Loss of personnel and key geoscience skills from the industry in North America and Europe is an important issue. Particularly in Europe, encouraging young people to want to engage in this field of study is a major challenge because they perceive it as being a dirty science.

It’s difficult in the US because the voices that paint the story are very powerful, well-funded, and use clever terms like clean and dirty. Therefore, kids and adults think oil and gas are dirty. I work hard to explain that if you’re passionate about the sun, the wind and batteries, go into geology because that’s where you can have an impact on developing and cleaning up the mining, manufacturing and the landfill disposal required for solar, wind and batteries. All the solar panels, wind turbines and batteries are mined from the earth, and there are jobs there.
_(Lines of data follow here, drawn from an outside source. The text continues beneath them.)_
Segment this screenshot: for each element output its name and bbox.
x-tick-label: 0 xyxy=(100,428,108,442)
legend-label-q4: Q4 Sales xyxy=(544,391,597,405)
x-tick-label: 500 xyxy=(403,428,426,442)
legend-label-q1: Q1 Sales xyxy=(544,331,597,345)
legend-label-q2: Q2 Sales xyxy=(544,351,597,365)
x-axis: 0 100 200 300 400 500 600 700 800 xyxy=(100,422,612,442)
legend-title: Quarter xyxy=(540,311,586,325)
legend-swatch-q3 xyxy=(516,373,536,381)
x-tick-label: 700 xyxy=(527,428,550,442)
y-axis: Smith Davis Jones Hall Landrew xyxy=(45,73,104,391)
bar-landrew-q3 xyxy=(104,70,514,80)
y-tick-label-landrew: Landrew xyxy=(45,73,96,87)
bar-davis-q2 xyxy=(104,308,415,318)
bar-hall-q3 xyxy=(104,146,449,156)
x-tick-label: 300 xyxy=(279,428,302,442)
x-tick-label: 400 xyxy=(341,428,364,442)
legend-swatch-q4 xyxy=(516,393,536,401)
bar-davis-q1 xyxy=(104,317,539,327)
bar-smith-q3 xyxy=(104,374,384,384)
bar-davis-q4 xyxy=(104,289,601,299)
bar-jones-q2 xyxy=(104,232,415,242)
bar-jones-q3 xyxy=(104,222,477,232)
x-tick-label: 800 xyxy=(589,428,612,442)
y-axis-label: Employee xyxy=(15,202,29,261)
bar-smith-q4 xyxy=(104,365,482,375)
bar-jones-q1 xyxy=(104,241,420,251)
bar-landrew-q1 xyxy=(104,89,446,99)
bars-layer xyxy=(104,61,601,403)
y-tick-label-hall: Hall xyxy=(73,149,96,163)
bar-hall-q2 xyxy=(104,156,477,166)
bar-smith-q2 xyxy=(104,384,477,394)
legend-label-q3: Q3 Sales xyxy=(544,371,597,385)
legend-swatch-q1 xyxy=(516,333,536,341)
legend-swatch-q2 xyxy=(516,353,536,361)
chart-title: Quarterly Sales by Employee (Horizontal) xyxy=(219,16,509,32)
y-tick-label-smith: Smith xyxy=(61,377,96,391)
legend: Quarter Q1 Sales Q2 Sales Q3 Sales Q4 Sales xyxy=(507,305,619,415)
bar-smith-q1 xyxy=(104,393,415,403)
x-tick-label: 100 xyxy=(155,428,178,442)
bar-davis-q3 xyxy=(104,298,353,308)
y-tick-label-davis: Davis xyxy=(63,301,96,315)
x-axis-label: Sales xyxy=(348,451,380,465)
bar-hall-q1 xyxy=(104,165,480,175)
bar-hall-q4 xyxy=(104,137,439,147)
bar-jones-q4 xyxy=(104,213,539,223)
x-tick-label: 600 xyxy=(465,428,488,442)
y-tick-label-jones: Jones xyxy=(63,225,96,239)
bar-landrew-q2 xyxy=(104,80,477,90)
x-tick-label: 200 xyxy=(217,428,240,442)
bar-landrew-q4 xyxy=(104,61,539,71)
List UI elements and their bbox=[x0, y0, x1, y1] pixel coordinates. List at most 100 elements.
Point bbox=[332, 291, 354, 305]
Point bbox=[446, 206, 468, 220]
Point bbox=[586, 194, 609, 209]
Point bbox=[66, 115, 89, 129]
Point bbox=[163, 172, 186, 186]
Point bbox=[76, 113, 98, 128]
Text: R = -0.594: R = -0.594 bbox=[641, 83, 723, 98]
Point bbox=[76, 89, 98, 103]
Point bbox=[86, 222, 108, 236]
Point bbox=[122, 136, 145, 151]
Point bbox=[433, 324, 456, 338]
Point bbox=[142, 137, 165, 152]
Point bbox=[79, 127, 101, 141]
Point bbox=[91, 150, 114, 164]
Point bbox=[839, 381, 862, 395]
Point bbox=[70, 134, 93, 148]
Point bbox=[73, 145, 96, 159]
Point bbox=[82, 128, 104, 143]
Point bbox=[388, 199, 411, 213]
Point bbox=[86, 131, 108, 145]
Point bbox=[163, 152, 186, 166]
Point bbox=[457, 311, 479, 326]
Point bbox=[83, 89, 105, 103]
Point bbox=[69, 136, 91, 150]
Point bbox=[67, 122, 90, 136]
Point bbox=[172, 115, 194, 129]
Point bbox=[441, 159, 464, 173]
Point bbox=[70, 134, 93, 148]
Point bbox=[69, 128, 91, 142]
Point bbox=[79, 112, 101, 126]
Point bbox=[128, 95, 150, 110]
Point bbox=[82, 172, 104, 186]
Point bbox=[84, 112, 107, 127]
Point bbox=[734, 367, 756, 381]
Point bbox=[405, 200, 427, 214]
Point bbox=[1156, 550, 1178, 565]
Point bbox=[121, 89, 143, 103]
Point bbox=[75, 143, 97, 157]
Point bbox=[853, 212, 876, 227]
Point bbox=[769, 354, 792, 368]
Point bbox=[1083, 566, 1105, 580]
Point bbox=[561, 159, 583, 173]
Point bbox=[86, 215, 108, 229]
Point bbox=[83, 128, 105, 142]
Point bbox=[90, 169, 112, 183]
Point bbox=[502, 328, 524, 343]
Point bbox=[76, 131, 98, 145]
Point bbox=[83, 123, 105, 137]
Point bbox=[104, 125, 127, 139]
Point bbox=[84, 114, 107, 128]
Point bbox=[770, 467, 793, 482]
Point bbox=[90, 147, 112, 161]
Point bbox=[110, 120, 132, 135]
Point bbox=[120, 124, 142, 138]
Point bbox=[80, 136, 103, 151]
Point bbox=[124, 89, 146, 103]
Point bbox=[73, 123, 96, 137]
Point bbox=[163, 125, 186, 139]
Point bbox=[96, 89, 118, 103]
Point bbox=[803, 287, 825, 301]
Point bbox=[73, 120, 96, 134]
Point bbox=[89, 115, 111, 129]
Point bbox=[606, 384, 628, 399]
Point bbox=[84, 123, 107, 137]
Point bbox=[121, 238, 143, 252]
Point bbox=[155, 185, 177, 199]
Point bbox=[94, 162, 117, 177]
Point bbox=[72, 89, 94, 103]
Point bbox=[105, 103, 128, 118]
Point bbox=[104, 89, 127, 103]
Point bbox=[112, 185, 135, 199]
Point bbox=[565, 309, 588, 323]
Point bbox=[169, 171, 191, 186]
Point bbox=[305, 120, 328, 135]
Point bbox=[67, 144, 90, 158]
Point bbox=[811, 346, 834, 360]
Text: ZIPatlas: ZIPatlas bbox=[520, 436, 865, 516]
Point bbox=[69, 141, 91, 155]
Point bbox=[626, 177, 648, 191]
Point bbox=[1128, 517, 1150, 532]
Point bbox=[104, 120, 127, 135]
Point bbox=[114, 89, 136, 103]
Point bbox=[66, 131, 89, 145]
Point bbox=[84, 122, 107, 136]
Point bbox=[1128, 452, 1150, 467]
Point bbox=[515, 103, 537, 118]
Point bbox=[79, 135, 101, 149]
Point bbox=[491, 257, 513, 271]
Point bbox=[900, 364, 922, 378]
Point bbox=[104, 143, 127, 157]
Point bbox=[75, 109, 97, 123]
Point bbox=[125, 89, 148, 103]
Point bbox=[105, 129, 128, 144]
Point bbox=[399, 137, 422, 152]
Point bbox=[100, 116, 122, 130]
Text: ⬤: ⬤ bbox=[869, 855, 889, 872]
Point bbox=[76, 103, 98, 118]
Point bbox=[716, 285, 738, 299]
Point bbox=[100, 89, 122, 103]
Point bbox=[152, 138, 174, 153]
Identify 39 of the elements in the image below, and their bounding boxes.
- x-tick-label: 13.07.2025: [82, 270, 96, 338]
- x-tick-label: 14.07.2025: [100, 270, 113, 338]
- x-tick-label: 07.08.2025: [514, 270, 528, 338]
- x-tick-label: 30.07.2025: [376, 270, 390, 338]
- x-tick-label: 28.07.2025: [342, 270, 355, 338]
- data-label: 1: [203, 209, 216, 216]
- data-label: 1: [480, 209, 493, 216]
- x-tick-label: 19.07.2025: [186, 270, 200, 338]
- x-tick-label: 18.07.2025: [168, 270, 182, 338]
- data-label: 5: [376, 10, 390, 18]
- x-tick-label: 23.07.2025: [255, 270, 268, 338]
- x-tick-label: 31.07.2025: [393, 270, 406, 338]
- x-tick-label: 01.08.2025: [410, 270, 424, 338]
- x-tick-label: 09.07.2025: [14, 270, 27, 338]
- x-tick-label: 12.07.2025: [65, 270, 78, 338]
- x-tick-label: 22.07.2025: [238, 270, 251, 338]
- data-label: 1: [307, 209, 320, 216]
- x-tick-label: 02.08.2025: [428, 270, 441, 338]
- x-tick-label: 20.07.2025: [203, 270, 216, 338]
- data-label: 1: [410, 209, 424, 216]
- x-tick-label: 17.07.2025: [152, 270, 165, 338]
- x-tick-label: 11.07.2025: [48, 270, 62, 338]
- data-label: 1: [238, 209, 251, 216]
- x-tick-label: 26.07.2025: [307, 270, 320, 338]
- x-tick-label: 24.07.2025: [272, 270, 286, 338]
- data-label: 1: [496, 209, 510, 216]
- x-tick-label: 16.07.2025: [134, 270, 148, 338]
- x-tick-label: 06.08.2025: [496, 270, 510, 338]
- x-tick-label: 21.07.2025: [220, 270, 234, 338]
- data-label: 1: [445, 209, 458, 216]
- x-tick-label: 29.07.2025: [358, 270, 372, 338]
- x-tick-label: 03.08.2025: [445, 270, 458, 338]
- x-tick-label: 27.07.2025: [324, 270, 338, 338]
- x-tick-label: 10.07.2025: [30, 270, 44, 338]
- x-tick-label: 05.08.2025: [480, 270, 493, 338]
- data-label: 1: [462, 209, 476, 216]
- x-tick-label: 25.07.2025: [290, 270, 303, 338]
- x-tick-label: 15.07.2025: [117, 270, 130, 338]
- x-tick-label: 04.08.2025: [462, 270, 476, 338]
The earth is where rare earth elements and metals and chemicals come from, and where they get disposed later. We need geoscientists for these efforts.

I sometimes think the only way that we can address the challenges that we face as a species right now are just to use significantly less of the planet’s resources. I don’t know if science and technology are going to develop fast enough to get us out of this hole. Therefore, it comes down to using less resources and ultimately it is probably a population issue. We need fewer people on the planet. Do you agree with any of this, or have a particular view on it?

I often wrap up my talks up with thoughts about population, healthcare, immigration, rights of women, environmental investment, and the like. In terms of fewer people, fertility rates are directly tied to education. The more highly educated a population is, the lower the fertility rate. The US would have a declining population right now if it weren’t for people immigrating. The same is true for most of Western Europe. So how do you broaden education globally? Well, it takes energy to light the homes and schools, and provide technology and access. Education is something we should all be passionate about. It helps address so many important issues.

But I have a slightly different take on the issues of declining resources. The world has actually run out of very few things so far. When supply of a commodity is stressed, price increases and technology advances help to produce more, such as oil and natural gas from shale, or technology creates a better replacement, like the car for the horse, or kerosene for whale oil. Or the smart phone! When I was young, I was in a closet on a landline connected by a long wire, trying to talk without everybody hearing. The cell phone, this little technological marvel in my hand, is better technology. It’s so much more than a phone. By contrast, is an electric car really better than a combustion engine? More efficient motor, but much less efficient fuel, called a battery. Trade-offs.

These are some of the open and civil conversations we need to be having, and I appreciate meeting with you today.